Losing yourself in the action
This complaint might be my own visual impairment, but when the battle gets rough in Dragon’s Crown, I completely lose track of where my character is on the screen. Vanillaware did include little colored arrows that correspond to your position in the party, but sometimes those indicators simply aren’t enough.
When magic starts flying, Amazons start flipping and spinning across the battlefield, and someone keeps summoning monsters to help fight, the screen quickly gets too cluttered to tell where the monsters start and the party ends. I would often find myself up in the top corner, uselessly thrashing at nothing when I thought I was deep in the colorful mess at the center of the screen. I only realized I wasn’t when the action shifted further away from me.
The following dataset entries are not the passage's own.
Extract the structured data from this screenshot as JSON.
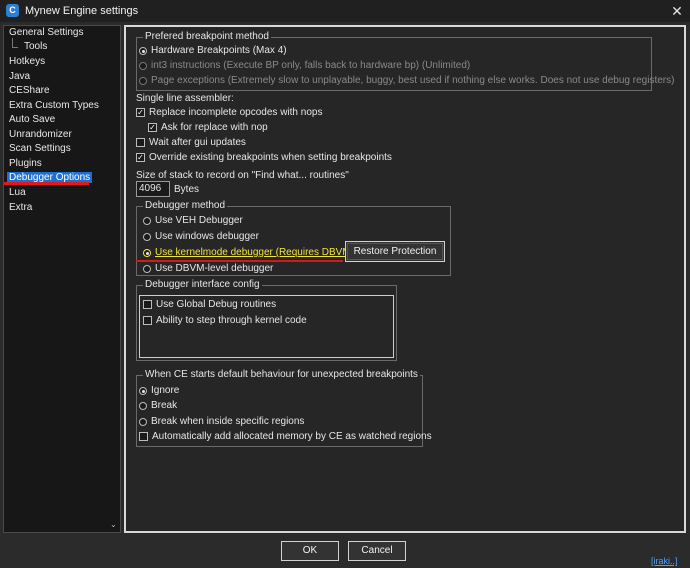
{
  "window": {
    "title": "Mynew Engine settings",
    "icon_letter": "C",
    "close_symbol": "✕"
  },
  "sidebar": {
    "items": [
      {
        "label": "General Settings"
      },
      {
        "label": "Tools"
      },
      {
        "label": "Hotkeys"
      },
      {
        "label": "Java"
      },
      {
        "label": "CEShare"
      },
      {
        "label": "Extra Custom Types"
      },
      {
        "label": "Auto Save"
      },
      {
        "label": "Unrandomizer"
      },
      {
        "label": "Scan Settings"
      },
      {
        "label": "Plugins"
      },
      {
        "label": "Debugger Options"
      },
      {
        "label": "Lua"
      },
      {
        "label": "Extra"
      }
    ],
    "selected": "Debugger Options",
    "scroll_down": "⌄"
  },
  "breakpoint_method": {
    "title": "Prefered breakpoint method",
    "options": [
      {
        "label": "Hardware Breakpoints (Max 4)",
        "selected": true
      },
      {
        "label": "int3 instructions (Execute BP only, falls back to hardware bp) (Unlimited)",
        "selected": false
      },
      {
        "label": "Page exceptions (Extremely slow to unplayable, buggy, best used if nothing else works. Does not use debug registers)",
        "selected": false
      }
    ]
  },
  "assembler": {
    "label": "Single line assembler:",
    "replace_nops": "Replace incomplete opcodes with nops",
    "ask_replace": "Ask for replace with nop",
    "wait_gui": "Wait after gui updates",
    "override_bp": "Override existing breakpoints when setting breakpoints"
  },
  "stack": {
    "label": "Size of stack to record on \"Find what... routines\"",
    "value": "4096",
    "unit": "Bytes"
  },
  "debugger_method": {
    "title": "Debugger method",
    "options": [
      {
        "label": "Use VEH Debugger",
        "selected": false
      },
      {
        "label": "Use windows debugger",
        "selected": false
      },
      {
        "label": "Use kernelmode debugger (Requires DBVM)",
        "selected": true
      },
      {
        "label": "Use DBVM-level debugger",
        "selected": false
      }
    ],
    "restore_button": "Restore Protection"
  },
  "interface_config": {
    "title": "Debugger interface config",
    "global_debug": "Use Global Debug routines",
    "kernel_step": "Ability to step through kernel code"
  },
  "unexpected_bp": {
    "title": "When CE starts default behaviour for unexpected breakpoints",
    "options": [
      {
        "label": "Ignore",
        "selected": true
      },
      {
        "label": "Break",
        "selected": false
      },
      {
        "label": "Break when inside specific regions",
        "selected": false
      }
    ],
    "auto_add": "Automatically add allocated memory by CE as watched regions"
  },
  "footer": {
    "ok": "OK",
    "cancel": "Cancel",
    "status": "[iraki..]"
  },
  "colors": {
    "selection": "#1f6fd1",
    "highlight_text": "#f1e43a",
    "annotation_red": "#d11b1b"
  }
}
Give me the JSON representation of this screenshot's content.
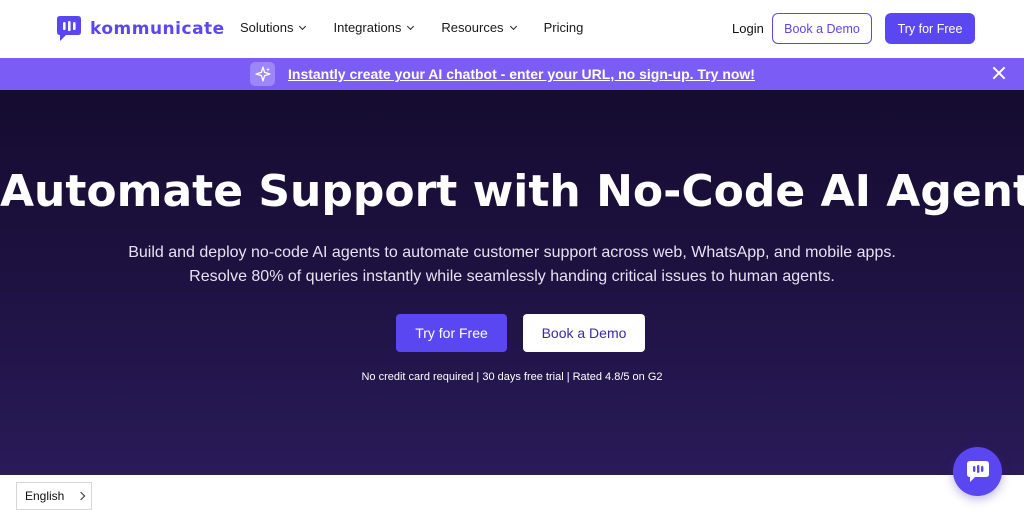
{
  "brand": {
    "name": "kommunicate",
    "color": "#5b47f2"
  },
  "nav": {
    "items": [
      {
        "label": "Solutions",
        "has_dropdown": true
      },
      {
        "label": "Integrations",
        "has_dropdown": true
      },
      {
        "label": "Resources",
        "has_dropdown": true
      },
      {
        "label": "Pricing",
        "has_dropdown": false
      }
    ],
    "login": "Login",
    "book_demo": "Book a Demo",
    "try_free": "Try for Free"
  },
  "banner": {
    "icon": "sparkle-icon",
    "link_text": "Instantly create your AI chatbot - enter your URL, no sign-up. Try now!",
    "close_icon": "close-icon",
    "color": "#7b5cf5"
  },
  "hero": {
    "title": "Automate Support with No-Code AI Agents",
    "subtitle_line1": "Build and deploy no-code AI agents to automate customer support across web, WhatsApp, and mobile apps.",
    "subtitle_line2": "Resolve 80% of queries instantly while seamlessly handing critical issues to human agents.",
    "try_free": "Try for Free",
    "book_demo": "Book a Demo",
    "note": "No credit card required | 30 days free trial | Rated 4.8/5 on G2"
  },
  "language_selector": {
    "label": "English"
  },
  "chat_widget": {
    "icon": "chat-bubble-icon"
  }
}
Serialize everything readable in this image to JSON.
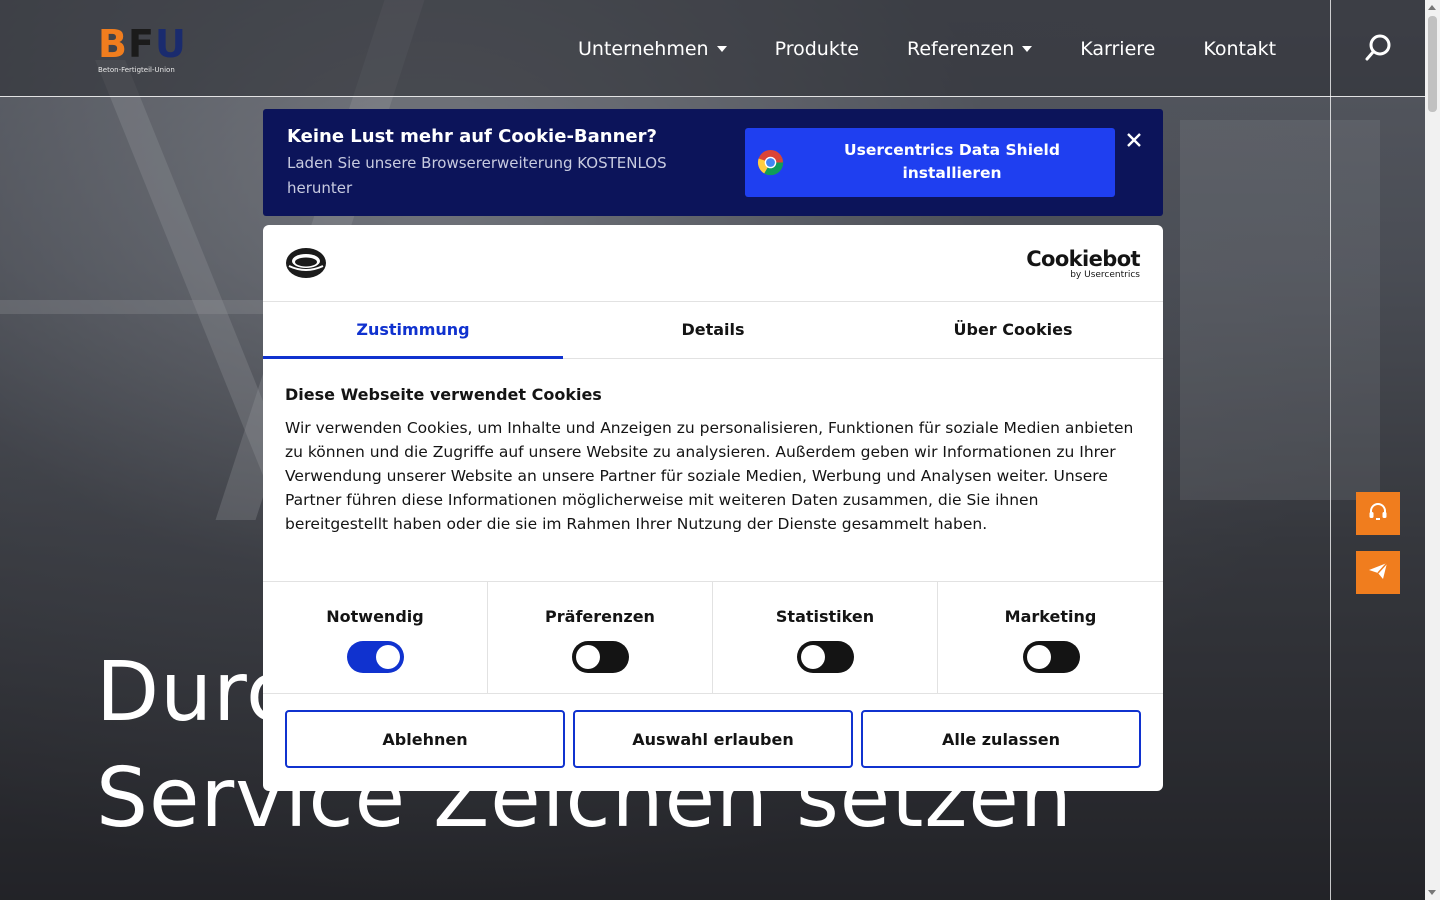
{
  "header": {
    "logo": {
      "letters": [
        "B",
        "F",
        "U"
      ],
      "subtitle": "Beton-Fertigteil-Union"
    },
    "nav": [
      {
        "label": "Unternehmen",
        "dropdown": true
      },
      {
        "label": "Produkte",
        "dropdown": false
      },
      {
        "label": "Referenzen",
        "dropdown": true
      },
      {
        "label": "Karriere",
        "dropdown": false
      },
      {
        "label": "Kontakt",
        "dropdown": false
      }
    ],
    "search_icon": "search-icon"
  },
  "hero": {
    "title_line1": "Durc",
    "title_line2": "Service Zeichen setzen"
  },
  "side_actions": [
    {
      "icon": "headset-icon"
    },
    {
      "icon": "paper-plane-icon"
    }
  ],
  "data_shield": {
    "title": "Keine Lust mehr auf Cookie-Banner?",
    "text": "Laden Sie unsere Browsererweiterung KOSTENLOS herunter",
    "button_label": "Usercentrics Data Shield installieren"
  },
  "cookie_dialog": {
    "brand": {
      "name": "Cookiebot",
      "byline": "by Usercentrics"
    },
    "tabs": [
      {
        "label": "Zustimmung",
        "active": true
      },
      {
        "label": "Details",
        "active": false
      },
      {
        "label": "Über Cookies",
        "active": false
      }
    ],
    "heading": "Diese Webseite verwendet Cookies",
    "body": "Wir verwenden Cookies, um Inhalte und Anzeigen zu personalisieren, Funktionen für soziale Medien anbieten zu können und die Zugriffe auf unsere Website zu analysieren. Außerdem geben wir Informationen zu Ihrer Verwendung unserer Website an unsere Partner für soziale Medien, Werbung und Analysen weiter. Unsere Partner führen diese Informationen möglicherweise mit weiteren Daten zusammen, die Sie ihnen bereitgestellt haben oder die sie im Rahmen Ihrer Nutzung der Dienste gesammelt haben.",
    "toggles": [
      {
        "label": "Notwendig",
        "on": true
      },
      {
        "label": "Präferenzen",
        "on": false
      },
      {
        "label": "Statistiken",
        "on": false
      },
      {
        "label": "Marketing",
        "on": false
      }
    ],
    "buttons": {
      "deny": "Ablehnen",
      "allow_selection": "Auswahl erlauben",
      "allow_all": "Alle zulassen"
    }
  },
  "colors": {
    "accent_orange": "#f07d1e",
    "cookiebot_blue": "#1032cf",
    "shield_navy": "#0c145a",
    "shield_button": "#1f3ff0"
  }
}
When I started playing Dragon’s Crown, I was using my Vita, and assumed my inability to keep track of my place was because of the screen size. Once I booted up my save on PS3, I realized that it wasn’t the screen size. No matter which platform you’re on, it is easy to zone out and hope you’re still attacking when you’re likely nowhere near the battle.
Everything in Dragon’s Crown is colorful and wonderfully animated, but I think that might be to its detriment. Maybe some actions don’t need thorough animations, like the sorceress’ breasts flailing wildly when she runs, or the elf archer constantly summersaulting as she avoids attacks. The screen is just too damn busy at times, making it difficult for you to stay focused.
Say what you want about the stylistic choices that went into art, but Dragon’s Crown’s appeal is greater than its looks. Smashing baddies, exploring dungeons, and scrounging for as much money and items as you can find is a satisfying departure from many strategy-heavy games coming out these days. Dragon’s Crown is a nostalgic return to classic side-scrolling brawlers found in arcades in the early ’90s, complete with flashing “go” arrows and food that falls out of villains and chests.
I know the art is a problem for many, and I would be lying if I said it didn’t bother me. Understanding the influences, both artistic and thematic, helps me appreciate Dragon’s Crown even though I don’t want to see undulating breasts every five seconds. I can look beyond them and lose myself in the mechanics and combat. Hopefully, you’ll give it a chance.
Dragon’s Crown is a side-scrolling brawler coming out on PlayStation 3 and Vita on Aug. 6, 2013. Publisher Atlus provided digital copies of the Vita and PS3 versions of the game for this review.